2. Implementing Core Vector Members
2.1 Core Data Members & Iterators
template <typename T>
class Vector {
public:
// Iterator definition (raw pointer for contiguous storage)
typedef T* iterator;
typedef const T* const_iterator;
// Inline accessor functions (standard in library vector)
iterator begin() { return _start; }
iterator end() { return _finish; }
const_iterator begin() const { return _start; }
const_iterator end() const { return _finish; }
size_t size() const { return _finish - _start; }
size_t capacity() const { return _end_of_storage - _start; }
T& operator[](size_t index) {
assert(index < size());
return _start[index];
}
const T& operator[](size_t index) const {
assert(index < size());
return _start[index];
}
// Constructor & Destructor
Vector() : _start(nullptr), _finish(nullptr), _end_of_storage(nullptr) {}
~Vector() {
if (_start) {
delete[] _start;
_start = _finish = _end_of_storage = nullptr;
}
}
// Reserve capacity (only expands if n > current capacity)
void reserve(size_t new_cap) {
if (new_cap <= capacity()) return;
size_t old_sz = size();
T* temp = new T[new_cap];
if (_start) {
// Copy existing elements
memcpy(temp, _start, sizeof(T) * old_sz);
delete[] _start;
}
_start = temp;
_finish = temp + old_sz;
_end_of_storage = temp + new_cap;
}
// Push back an element
void push_back(const T& value) {
if (_finish == _end_of_storage) {
size_t new_cap = capacity() == 0 ? 4 : 2 * capacity();
reserve(new_cap);
}
*_finish = value;
++_finish;
}
// Pop back the last element
void pop_back() {
assert(size() > 0);
--_finish;
}
// Insert single element at position
iterator insert(iterator pos, const T& value) {
assert(pos >= begin() && pos < end());
// Handle capacity expansion
if (_finish == _end_of_storage) {
size_t offset = pos - _start;
size_t new_cap = capacity() == 0 ? 4 : 2 * capacity();
reserve(new_cap);
// Recompute position after memory reallocation
pos = begin() + offset;
}
// Shift elements right
for (iterator it = end(); it > pos; --it) {
*it = *(it - 1);
}
*pos = value;
++_finish;
return pos; // Return updated iterator to avoid external iterator invalidation
}
// Remove single element at position
iterator erase(iterator pos) {
assert(pos >= begin() && pos < end());
// Shift elements left
for (iterator it = pos; it + 1 < end(); ++it) {
*it = *(it + 1);
}
--_finish;
return pos;
}
private:
iterator _start; // Points to first element
iterator _finish; // Points to position after last valid element
iterator _end_of_storage; // Points to position after allocated capacity
};
2.2 Iterator Invalidation
Capacity Expantion
Calling push_back or insert on a full vector triggers a memory reallocation (reserve). This invalidates all existing iterators because:
- Original memory is freed after copying data.

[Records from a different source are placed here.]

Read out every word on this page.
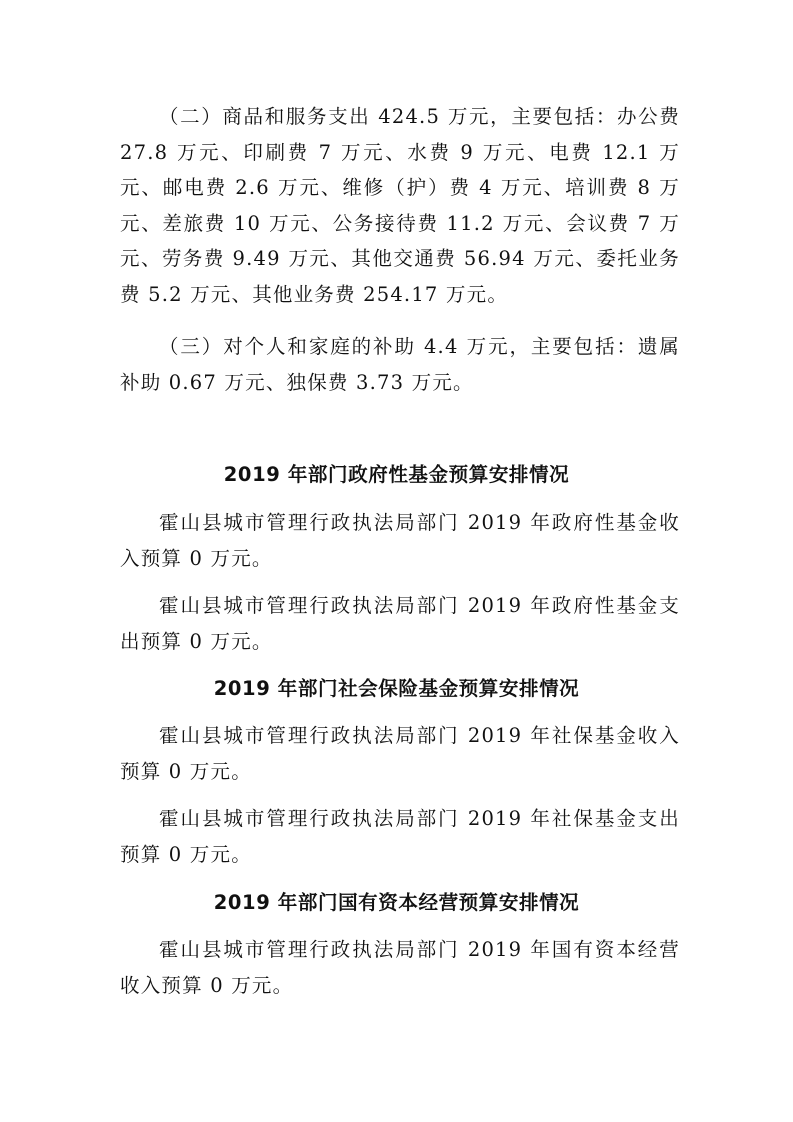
（二）商品和服务支出 424.5 万元，主要包括：办公费 27.8 万元、印刷费 7 万元、水费 9 万元、电费 12.1 万元、邮电费 2.6 万元、维修（护）费 4 万元、培训费 8 万元、差旅费 10 万元、公务接待费 11.2 万元、会议费 7 万元、劳务费 9.49 万元、其他交通费 56.94 万元、委托业务费 5.2 万元、其他业务费 254.17 万元。

（三）对个人和家庭的补助 4.4 万元，主要包括：遗属补助 0.67 万元、独保费 3.73 万元。

2019 年部门政府性基金预算安排情况

霍山县城市管理行政执法局部门 2019 年政府性基金收入预算 0 万元。

霍山县城市管理行政执法局部门 2019 年政府性基金支出预算 0 万元。

2019 年部门社会保险基金预算安排情况

霍山县城市管理行政执法局部门 2019 年社保基金收入预算 0 万元。

霍山县城市管理行政执法局部门 2019 年社保基金支出预算 0 万元。

2019 年部门国有资本经营预算安排情况

霍山县城市管理行政执法局部门 2019 年国有资本经营收入预算 0 万元。
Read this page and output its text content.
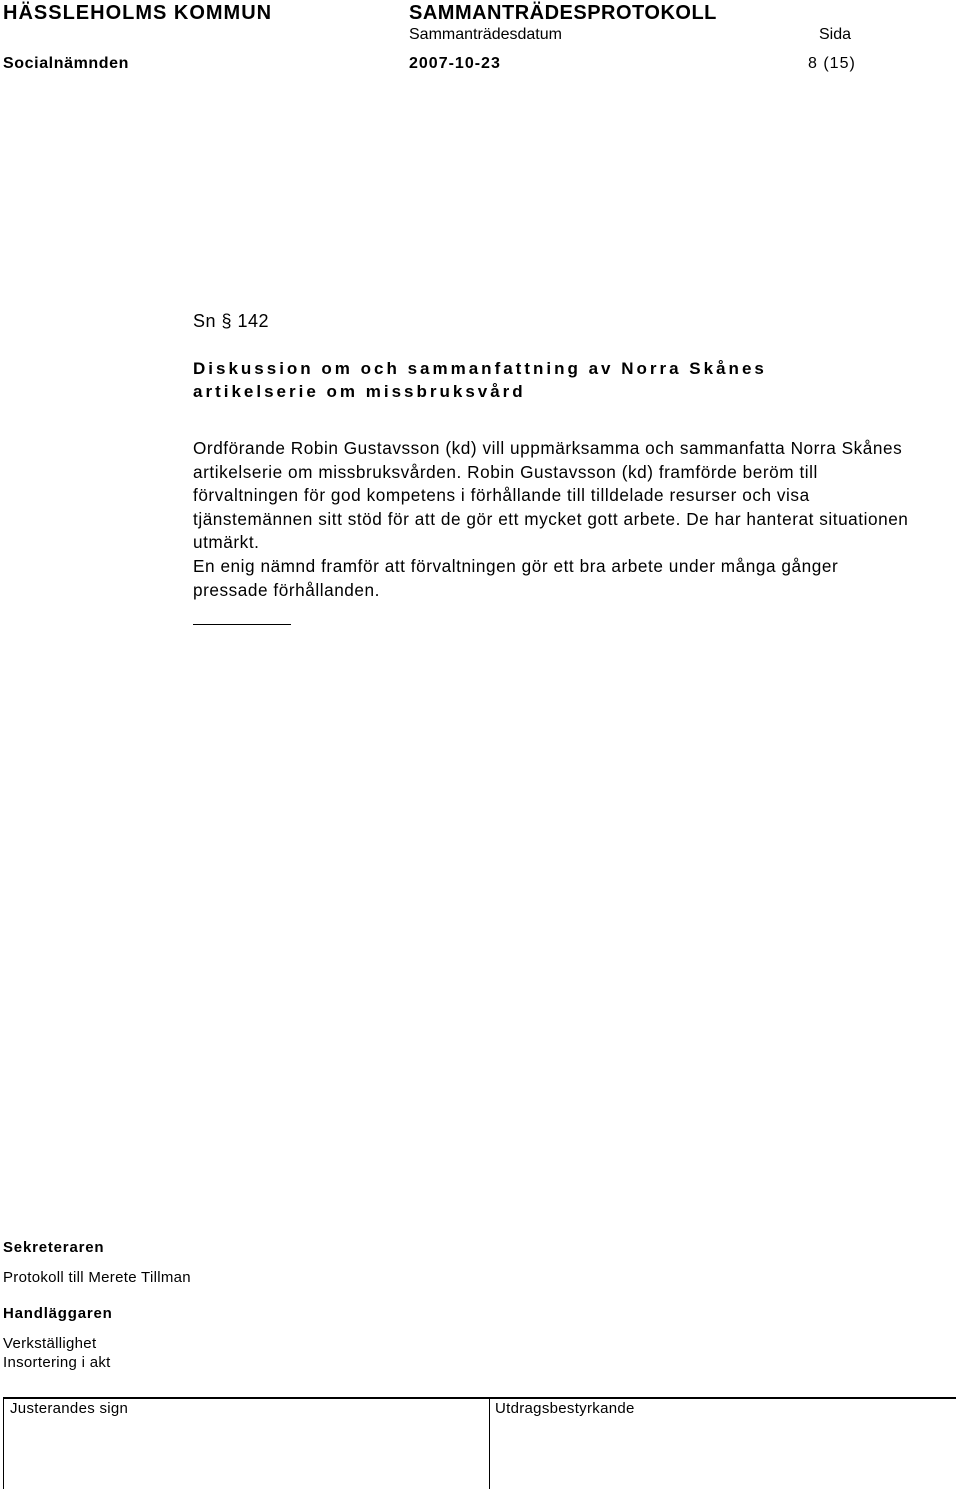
HÄSSLEHOLMS KOMMUN	SAMMANTRÄDESPROTOKOLL
Sammanträdesdatum	Sida
Socialnämnden	2007-10-23	8 (15)
Sn § 142
Diskussion om och sammanfattning av Norra Skånes artikelserie om missbruksvård

Ordförande Robin Gustavsson (kd) vill uppmärksamma och sammanfatta Norra Skånes artikelserie om missbruksvården. Robin Gustavsson (kd) framförde beröm till förvaltningen för god kompetens i förhållande till tilldelade resurser och visa tjänstemännen sitt stöd för att de gör ett mycket gott arbete. De har hanterat situationen utmärkt.

En enig nämnd framför att förvaltningen gör ett bra arbete under många gånger pressade förhållanden.

Sekreteraren
Protokoll till Merete Tillman
Handläggaren
Verkställighet
Insortering i akt
Justerandes sign	Utdragsbestyrkande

- External iterators still point to the old (deleted) memory.
The insert function in our code avoids internal iterator invalidation by re-calculating pos after reallocation and returns an updated iterator for external use.
After Erase
Even without reallocation, erase invalidates all iterators pointing to or after the erased position. The C++ standard explicitly bans using these invalidated iterators.
3. Using the Vector
A basic test function demonstrates core operations:
#include <iostream>
#include <cassert>
#include "vector.h"
int main() {
Vector<int> vec;
// Push back elements
vec.push_back(1);
vec.push_back(2);
vec.push_back(3);
vec.push_back(4);
vec.push_back(5); // Triggers reserve (capacity 4 → 8)
// Test operator[] and size
assert(vec.size() == 5);
assert(vec[3] == 4);
// Test insert
auto it = vec.insert(vec.begin() + 2, 6); // Should return iterator to 6
assert(*it == 6);
assert(vec.size() == 6);
// Test range-based for loop
int sum = 0;
for (int num : vec) sum += num;
assert(sum == 1+2+6+3+4+5);
// Test erase
it = vec.erase(vec.begin() + 3); // Erase 3, returns iterator to 4
assert(*it == 4);
assert(vec.size() == 5);
std::cout << "All test cases passed!" << std::endl;
return 0;
}
4. Finding Elements with STL Algorithm
Unlike string, vector uses a generic STL find function (std::find from <algorithm>) instead of member methods, highlighting template reusability:
#include <algorithm>
// Find element 6
auto find_it = std::find(vec.begin(), vec.end(), 6);
if (find_it != vec.end()) {
std::cout << "Found value at index: " << find_it - vec.begin() << std::endl;
}
Key Note: std::find returns vec.end() if the element is not found, which must be checked before dereferencing.